K. K. – Oui, nous disons qu’Ervand Kotchar est retourné au pays des Soviets au seuil de la gloire. Les raisons, je pense, personne ne peut les dire avec certitude, mais notre hypothèse est que le spectre de la Seconde Guerre mondiale planait déjà sur l’Europe et de nombreux peintres résidant à Paris quittaient la France. Certains sont partis aux États-Unis, d’autres ont trouvé d’autres lieux pour s’abriter et continuer leur vie artistique, et Kotchar n’avait pas vu ses parents depuis près de 14 ans et, en tant que fils d’une famille arménienne, il ressentait une obligation envers sa famille. Et nous pouvons affirmer avec certitude qu’il n’imaginait même pas qu’il quittait Paris, ainsi que sa chère épouse Mélinée, pour toujours.
Il se rendait également en Arménie nouvellement créée pour diffuser ses nouvelles idées et les tendances de l’art d’avant-garde européen parmi la jeunesse.

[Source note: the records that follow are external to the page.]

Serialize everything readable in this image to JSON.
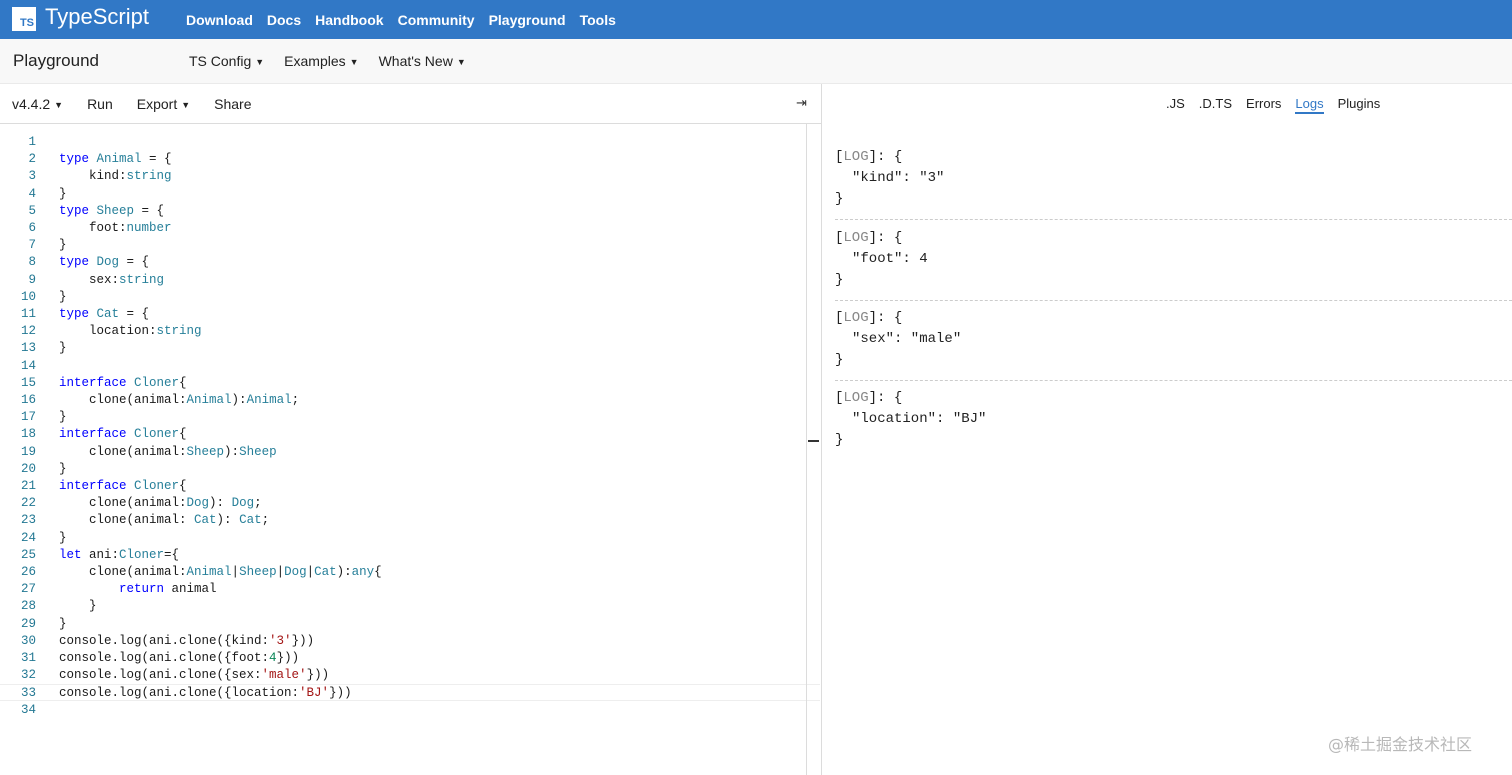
{
  "nav": {
    "logo_badge": "TS",
    "logo_text": "TypeScript",
    "links": [
      "Download",
      "Docs",
      "Handbook",
      "Community",
      "Playground",
      "Tools"
    ],
    "bg_color": "#3178c6"
  },
  "subbar": {
    "title": "Playground",
    "menus": [
      "TS Config",
      "Examples",
      "What's New"
    ]
  },
  "toolbar": {
    "version": "v4.4.2",
    "run": "Run",
    "export": "Export",
    "share": "Share",
    "collapse_icon": "⇥"
  },
  "editor": {
    "line_numbers": [
      "1",
      "2",
      "3",
      "4",
      "5",
      "6",
      "7",
      "8",
      "9",
      "10",
      "11",
      "12",
      "13",
      "14",
      "15",
      "16",
      "17",
      "18",
      "19",
      "20",
      "21",
      "22",
      "23",
      "24",
      "25",
      "26",
      "27",
      "28",
      "29",
      "30",
      "31",
      "32",
      "33",
      "34"
    ],
    "lines": [
      "",
      "type Animal = {",
      "    kind:string",
      "}",
      "type Sheep = {",
      "    foot:number",
      "}",
      "type Dog = {",
      "    sex:string",
      "}",
      "type Cat = {",
      "    location:string",
      "}",
      "",
      "interface Cloner{",
      "    clone(animal:Animal):Animal;",
      "}",
      "interface Cloner{",
      "    clone(animal:Sheep):Sheep",
      "}",
      "interface Cloner{",
      "    clone(animal:Dog): Dog;",
      "    clone(animal: Cat): Cat;",
      "}",
      "let ani:Cloner={",
      "    clone(animal:Animal|Sheep|Dog|Cat):any{",
      "        return animal",
      "    }",
      "}",
      "console.log(ani.clone({kind:'3'}))",
      "console.log(ani.clone({foot:4}))",
      "console.log(ani.clone({sex:'male'}))",
      "console.log(ani.clone({location:'BJ'}))",
      ""
    ],
    "active_line": 33
  },
  "output": {
    "tabs": [
      ".JS",
      ".D.TS",
      "Errors",
      "Logs",
      "Plugins"
    ],
    "active_tab": "Logs",
    "logs": [
      {
        "open_a": "[",
        "level": "LOG",
        "open_b": "]: {",
        "body": "\"kind\": \"3\"",
        "close": "}"
      },
      {
        "open_a": "[",
        "level": "LOG",
        "open_b": "]: {",
        "body": "\"foot\": 4",
        "close": "}"
      },
      {
        "open_a": "[",
        "level": "LOG",
        "open_b": "]: {",
        "body": "\"sex\": \"male\"",
        "close": "}"
      },
      {
        "open_a": "[",
        "level": "LOG",
        "open_b": "]: {",
        "body": "\"location\": \"BJ\"",
        "close": "}"
      }
    ]
  },
  "watermark": "@稀土掘金技术社区"
}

Cependant, en 1936, Kotchar immigra en URSS et se retrouva du côté du « rideau de fer », où sévissait la terreur stalinienne ; le chemin du retour fut définitivement fermé… S’ensuivirent l’isolement créatif, la prison… Son nom fut progressivement exclu des références artistiques majeures et des ouvrages théoriques. Mais il ne s’est éloigné de Paris que physiquement. Spirituellement, il a vécu et créé comme s’il était à Paris. Kotchar a apporté de ce côté du « rideau de fer » le souffle, l’esprit et les approches de l’art contemporain. Plusieurs générations de peintres arméniens se sont développées sous l’influence de sa lumière.
« NH » – Quels sont les projets futurs ?
K. K. – Vous savez, il est très important de suivre continuellement les changements et les nouvelles approches dans le monde de l’art contemporain et d’aligner autant que possible les activités de notre musée sur les normes internationales.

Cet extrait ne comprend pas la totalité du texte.